Doch heute bietet das Larry damit einen Gegenentwurf zu den Mitte Bars, die allmählich alle gleich aussehen: schwarzes Leder, viele Spiegel, Kupferlampen und internationale Startup-Kids. Im Larry wird jedenfalls nicht gesittet am Glas genippt und das Dekolleté zurechtgezupft. Hier lehnen sich die Gäste mit dem Kopf über den Bartresen, um „Instant Margarita“ direkt in den Mund geschüttet zu bekommen.

Come as you are!

Foto 13.02.15 13 42 33 (1)„Alles, was nicht in ist“, wollte Rebecca Brodsky hier versammeln, als sie das Larry 2013 eröffnete. Lange war sie dafür auf der Suche nach einer geeigneten Location und wurde bei dem leer stehenden Ladengeschäft in der Chausseestraße fündig. Hier sollte sie entstehen – die „Anti-Cocktail-Bar“ von Berlin Mitte. Das Vorhaben ist gelungen. Das Larry ist heute ein Ort, an dem der unaufgeregte Spaß und nicht das Ego im Mittelpunkt steht. Eine Gästeliste gibt es deshalb ebenso wenig wie überteuerte Cocktails. Vielmehr wird Wert auf gute Musik gelegt – von Glamrock bis zu Retro-Techno, den oft befreundete DJs auflegen. Alles folgt dem Motto „Don’t hang out the Larry“ („Spiel dich nicht so auf!“). Diese Mahnung musste sich Rebecca als Kind oft von ihrem Vater anhören.

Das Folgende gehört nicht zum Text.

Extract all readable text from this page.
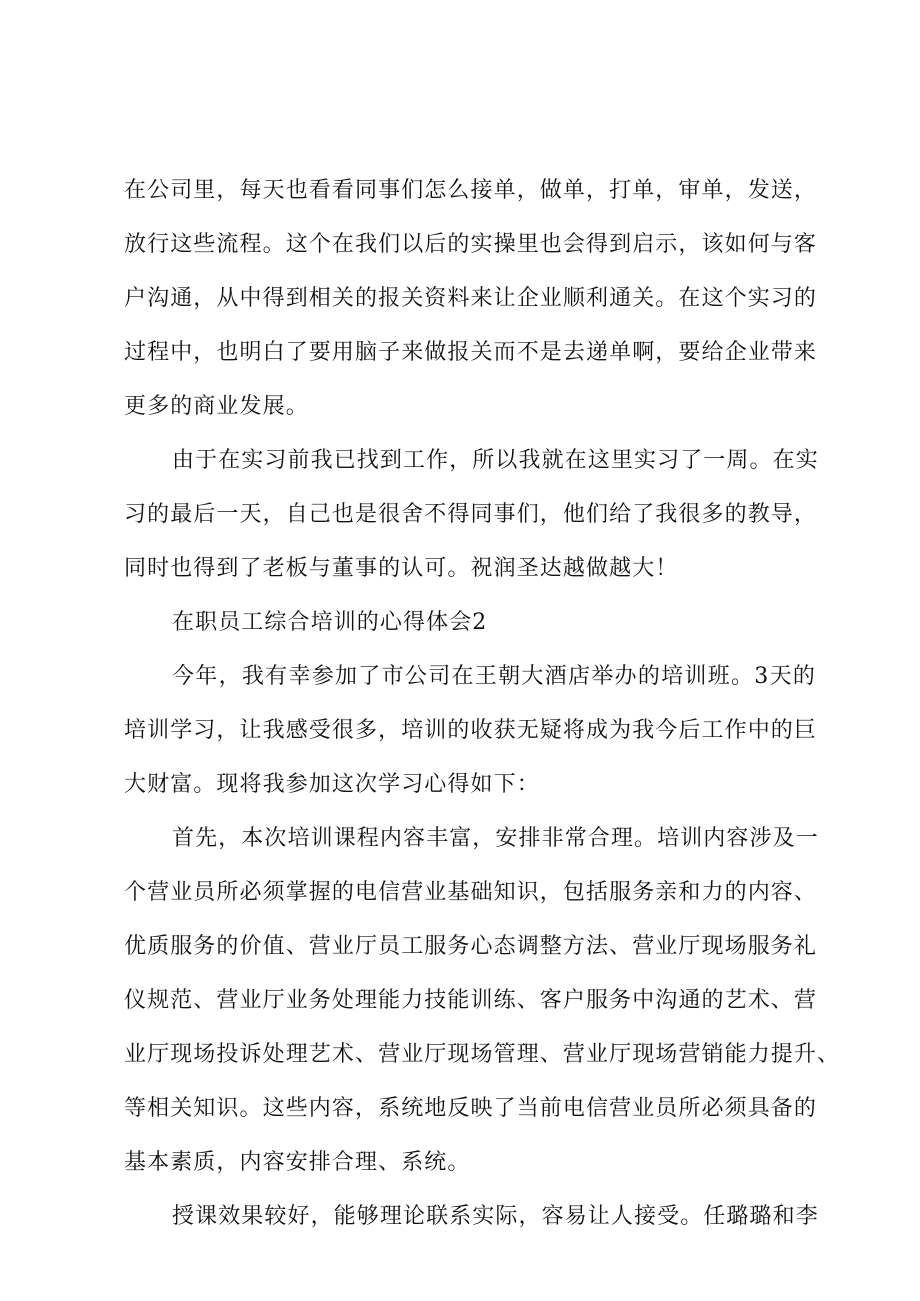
在公司里，每天也看看同事们怎么接单，做单，打单，审单，发送，
放行这些流程。这个在我们以后的实操里也会得到启示，该如何与客
户沟通，从中得到相关的报关资料来让企业顺利通关。在这个实习的
过程中，也明白了要用脑子来做报关而不是去递单啊，要给企业带来
更多的商业发展。
由于在实习前我已找到工作，所以我就在这里实习了一周。在实
习的最后一天，自己也是很舍不得同事们，他们给了我很多的教导，
同时也得到了老板与董事的认可。祝润圣达越做越大！
在职员工综合培训的心得体会2
今年，我有幸参加了市公司在王朝大酒店举办的培训班。3天的
培训学习，让我感受很多，培训的收获无疑将成为我今后工作中的巨
大财富。现将我参加这次学习心得如下：
首先，本次培训课程内容丰富，安排非常合理。培训内容涉及一
个营业员所必须掌握的电信营业基础知识，包括服务亲和力的内容、
优质服务的价值、营业厅员工服务心态调整方法、营业厅现场服务礼
仪规范、营业厅业务处理能力技能训练、客户服务中沟通的艺术、营
业厅现场投诉处理艺术、营业厅现场管理、营业厅现场营销能力提升、
等相关知识。这些内容，系统地反映了当前电信营业员所必须具备的
基本素质，内容安排合理、系统。
授课效果较好，能够理论联系实际，容易让人接受。任璐璐和李
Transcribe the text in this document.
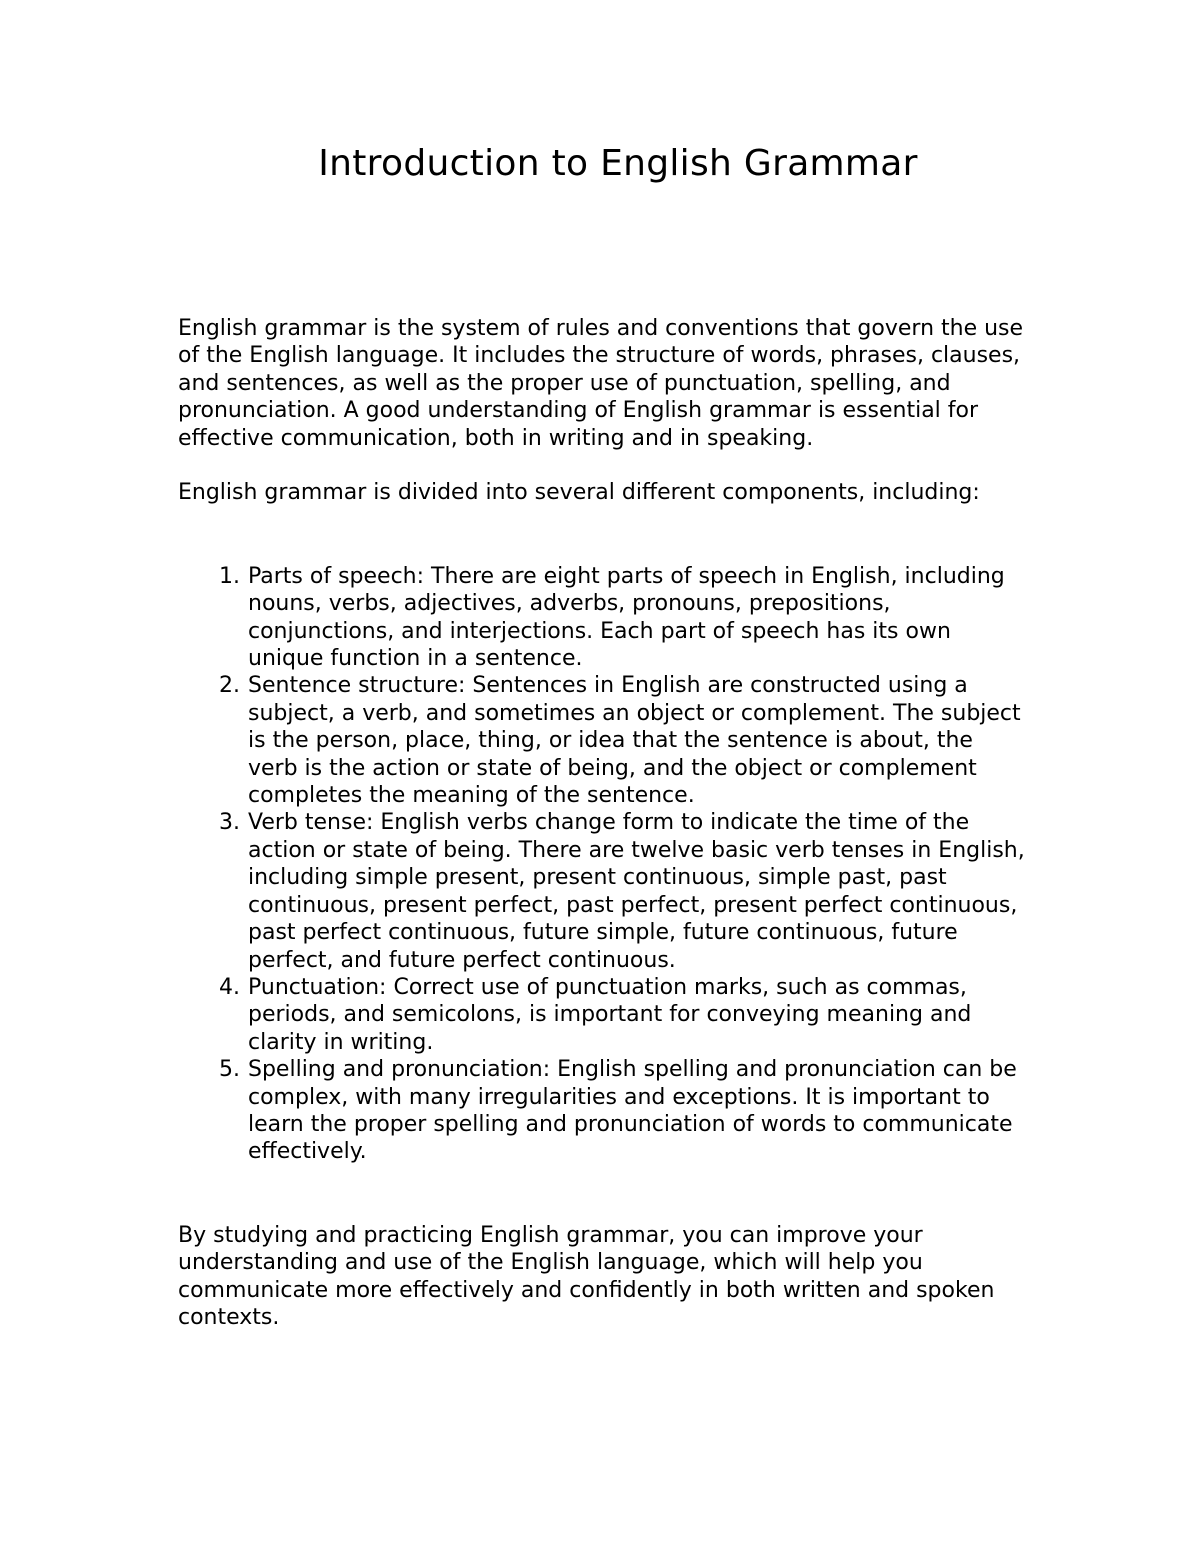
Introduction to English Grammar

English grammar is the system of rules and conventions that govern the use of the English language. It includes the structure of words, phrases, clauses, and sentences, as well as the proper use of punctuation, spelling, and pronunciation. A good understanding of English grammar is essential for effective communication, both in writing and in speaking.

English grammar is divided into several different components, including:

1. Parts of speech: There are eight parts of speech in English, including nouns, verbs, adjectives, adverbs, pronouns, prepositions, conjunctions, and interjections. Each part of speech has its own unique function in a sentence.
2. Sentence structure: Sentences in English are constructed using a subject, a verb, and sometimes an object or complement. The subject is the person, place, thing, or idea that the sentence is about, the verb is the action or state of being, and the object or complement completes the meaning of the sentence.
3. Verb tense: English verbs change form to indicate the time of the action or state of being. There are twelve basic verb tenses in English, including simple present, present continuous, simple past, past continuous, present perfect, past perfect, present perfect continuous, past perfect continuous, future simple, future continuous, future perfect, and future perfect continuous.
4. Punctuation: Correct use of punctuation marks, such as commas, periods, and semicolons, is important for conveying meaning and clarity in writing.
5. Spelling and pronunciation: English spelling and pronunciation can be complex, with many irregularities and exceptions. It is important to learn the proper spelling and pronunciation of words to communicate effectively.

By studying and practicing English grammar, you can improve your understanding and use of the English language, which will help you communicate more effectively and confidently in both written and spoken contexts.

Es ist Rebecca Brodsky anzumerken, wie viel von ihr selbst in dieser Bar steckt. Das überträgt sich auf die Atmosphäre und macht das Larry zur perfekten Adresse für Exzentriker und Menschen, die in familiärer Atmosphäre feiern wollen. Das kann hier übrigens bis in den frühen Morgen dauern. denn geschlossen wird erst, wenn auch der letzte Gast gegangen ist. Getreu dem Motto: „Alles, was es zu einer guten Party braucht, ist der Exzess!”